Russian escape artist

John Clempert (April 19, 1878 – May 1940) was a Russian escape artist who became famous for his hanging tricks and for a legal dispute with Harry Houdini.

==Early career==
Clempert was born in Siberia on April 19, 1878, in a city Edwin A. Dawes indicated as “Poletavarr.” He started working in Farroni's Circus as a wrestler, but became famous as “The Man They Cannot Hang” for the acts of escapology he performed after an assistant had hung him.

In 1903, one of his hanging performances failed in Rochester, New York, and the accident nearly cost Clempert his life. He abandoned the hanging tricks and joined the Warren American Circus, touring India and the Middle East.

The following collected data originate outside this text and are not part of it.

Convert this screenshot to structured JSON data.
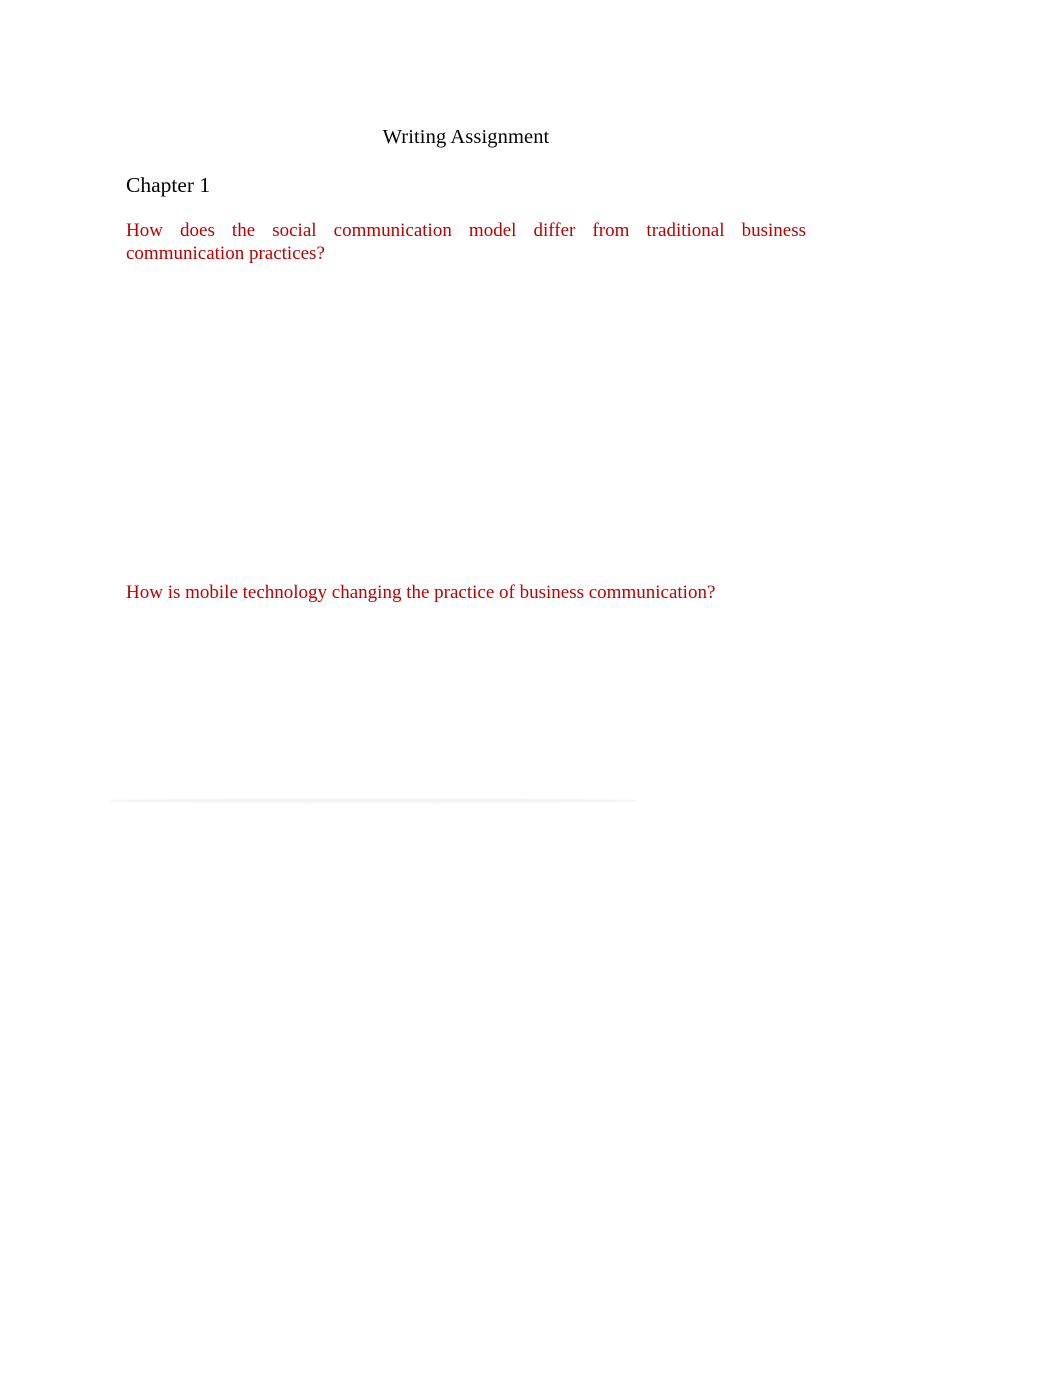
{
  "document": {
    "title": "Writing Assignment",
    "chapter_heading": "Chapter 1",
    "questions": [
      {
        "text": "How does the social communication model differ from traditional business communication practices?",
        "color": "#C00000",
        "align": "justify"
      },
      {
        "text": "How is mobile technology changing the practice of business communication?",
        "color": "#C00000",
        "align": "left"
      }
    ],
    "colors": {
      "page_background": "#FFFFFF",
      "body_text": "#000000",
      "question_text": "#C00000",
      "page_break_line": "#F2F2F4"
    }
  }
}
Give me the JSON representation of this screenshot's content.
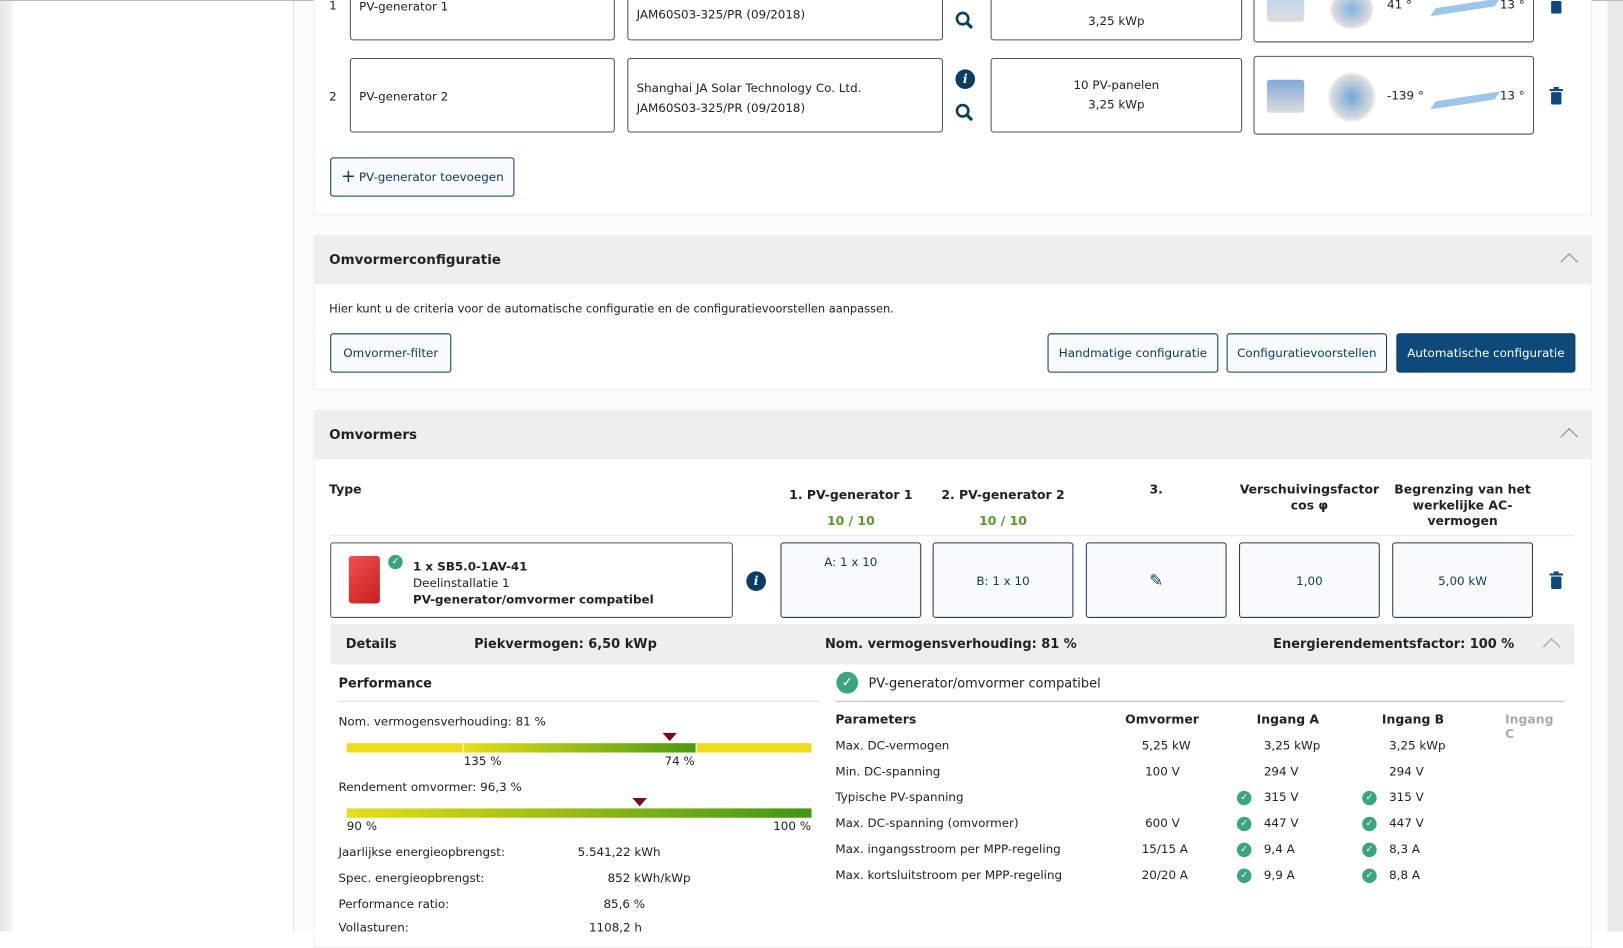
{
  "pv_generators": [
    {
      "index": "1",
      "name": "PV-generator 1",
      "module_line2": "JAM60S03-325/PR (09/2018)",
      "power": "3,25 kWp",
      "azimuth": "41 °",
      "tilt": "13 °"
    },
    {
      "index": "2",
      "name": "PV-generator 2",
      "module_line1": "Shanghai JA Solar Technology Co. Ltd.",
      "module_line2": "JAM60S03-325/PR (09/2018)",
      "panels": "10 PV-panelen",
      "power": "3,25 kWp",
      "azimuth": "-139 °",
      "tilt": "13 °"
    }
  ],
  "add_generator_label": "PV-generator toevoegen",
  "config": {
    "title": "Omvormerconfiguratie",
    "description": "Hier kunt u de criteria voor de automatische configuratie en de configuratievoorstellen aanpassen.",
    "filter_label": "Omvormer-filter",
    "manual_label": "Handmatige configuratie",
    "proposals_label": "Configuratievoorstellen",
    "auto_label": "Automatische configuratie"
  },
  "inverters": {
    "title": "Omvormers",
    "headers": {
      "type": "Type",
      "gen1": "1. PV-generator 1",
      "gen1_count": "10 / 10",
      "gen2": "2. PV-generator 2",
      "gen2_count": "10 / 10",
      "gen3": "3.",
      "cos": "Verschuivingsfactor cos φ",
      "ac": "Begrenzing van het werkelijke AC-vermogen"
    },
    "row": {
      "model": "1 x SB5.0-1AV-41",
      "sub": "Deelinstallatie 1",
      "status": "PV-generator/omvormer compatibel",
      "gen1": "A: 1 x 10",
      "gen2": "B: 1 x 10",
      "cos": "1,00",
      "ac": "5,00 kW"
    },
    "details": {
      "label": "Details",
      "peak": "Piekvermogen: 6,50 kWp",
      "ratio": "Nom. vermogensverhouding: 81 %",
      "energy": "Energierendementsfactor: 100 %"
    }
  },
  "performance": {
    "title": "Performance",
    "ratio_label": "Nom. vermogensverhouding: 81 %",
    "ratio_ticks": [
      "135 %",
      "74 %"
    ],
    "ratio_value": 81,
    "eff_label": "Rendement omvormer: 96,3 %",
    "eff_ticks": [
      "90 %",
      "100 %"
    ],
    "eff_value": 96.3,
    "stats": [
      {
        "label": "Jaarlijkse energieopbrengst:",
        "value": "5.541,22 kWh"
      },
      {
        "label": "Spec. energieopbrengst:",
        "value": "852 kWh/kWp"
      },
      {
        "label": "Performance ratio:",
        "value": "85,6 %"
      },
      {
        "label": "Vollasturen:",
        "value": "1108,2 h"
      }
    ]
  },
  "compat": {
    "title": "PV-generator/omvormer compatibel",
    "headers": [
      "Parameters",
      "Omvormer",
      "Ingang A",
      "Ingang B",
      "Ingang C"
    ],
    "rows": [
      {
        "p": "Max. DC-vermogen",
        "o": "5,25 kW",
        "a": "3,25 kWp",
        "b": "3,25 kWp",
        "check": false
      },
      {
        "p": "Min. DC-spanning",
        "o": "100 V",
        "a": "294 V",
        "b": "294 V",
        "check": false
      },
      {
        "p": "Typische PV-spanning",
        "o": "",
        "a": "315 V",
        "b": "315 V",
        "check": true
      },
      {
        "p": "Max. DC-spanning (omvormer)",
        "o": "600 V",
        "a": "447 V",
        "b": "447 V",
        "check": true
      },
      {
        "p": "Max. ingangsstroom per MPP-regeling",
        "o": "15/15 A",
        "a": "9,4 A",
        "b": "8,3 A",
        "check": true
      },
      {
        "p": "Max. kortsluitstroom per MPP-regeling",
        "o": "20/20 A",
        "a": "9,9 A",
        "b": "8,8 A",
        "check": true
      }
    ]
  },
  "colors": {
    "primary": "#0b4a7b",
    "green": "#5a9a2a",
    "check": "#3aa57f",
    "marker": "#7a0a1e"
  }
}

==Legal dispute with Houdini==
The new acts Clempert performed were inspired by Houdini. He performed escapology acts involving handcuffs and chains, and advertised himself as “The Handcuff and Siberian Gaol Breaker.” He also believed he had figured out how Houdini performed his “Milk Can Escape,” in which he escaped from a large, water-filled milk can. He started performing his own version of the Milk Can Escape in the Warren shows, including in England. Houdini argued that the act was protected by copyright and sued Clempert.

Reportedly, Houdini was so upset, that when he heard that Clempert had been previously known as “The Man They Cannot Hang,” he commented, “Perhaps this is a pity, for when one man gets work on another’s reputation and has the impudence to rub the facts home by exposing the methods of the originator, words are useless.” The case was settled in 1906, with Clempert apologizing to Houdini.

==Late career==
Dawes wrote that Clempert rarely performed after losing his court case with Houdini, and only resumed his career in 1927, after Houdini's death in 1926. However, in 2018, British author Derek Tait reported in his book, The Great Illusionists, that he had found evidence in British daily newspapers of regular performances which Clempert and his wife Nellie offered throughout Great Britain between 1907 and 1914. Tait mentioned an act called “Escape from a Submarine,” a variation of Houdini's Milk Can Escape different enough to avoid copyright problems, and media coverage of Clempert's arrest in London on April 13, 1909, when the police prevented him from jumping handcuffed from the Tower Bridge.

There is also evidence in Houdini's papers that he continued to keep watch on Clempert, and he complained in 1910 that Clempert's escape acts were still too similar to his own. In 1912, after Houdini had appeared on stage seated in the pilot's seat of a real airplane, Clempert promptly did the same. Houdini's lawyers, however, found no grounds for suing Clempert again.

Tait found fewer references to Clempert in British media after World War I, but one indicated that he was still performing during the 1930s. Clempert died in the month of May 1940, but neither Tait nor Dawes were able to find the exact date.

Clempert and Nellie had four children, David, Maurice, Zelda, and Aaron. Zelda became a screenwriter and playwright under the name Zelda Davees.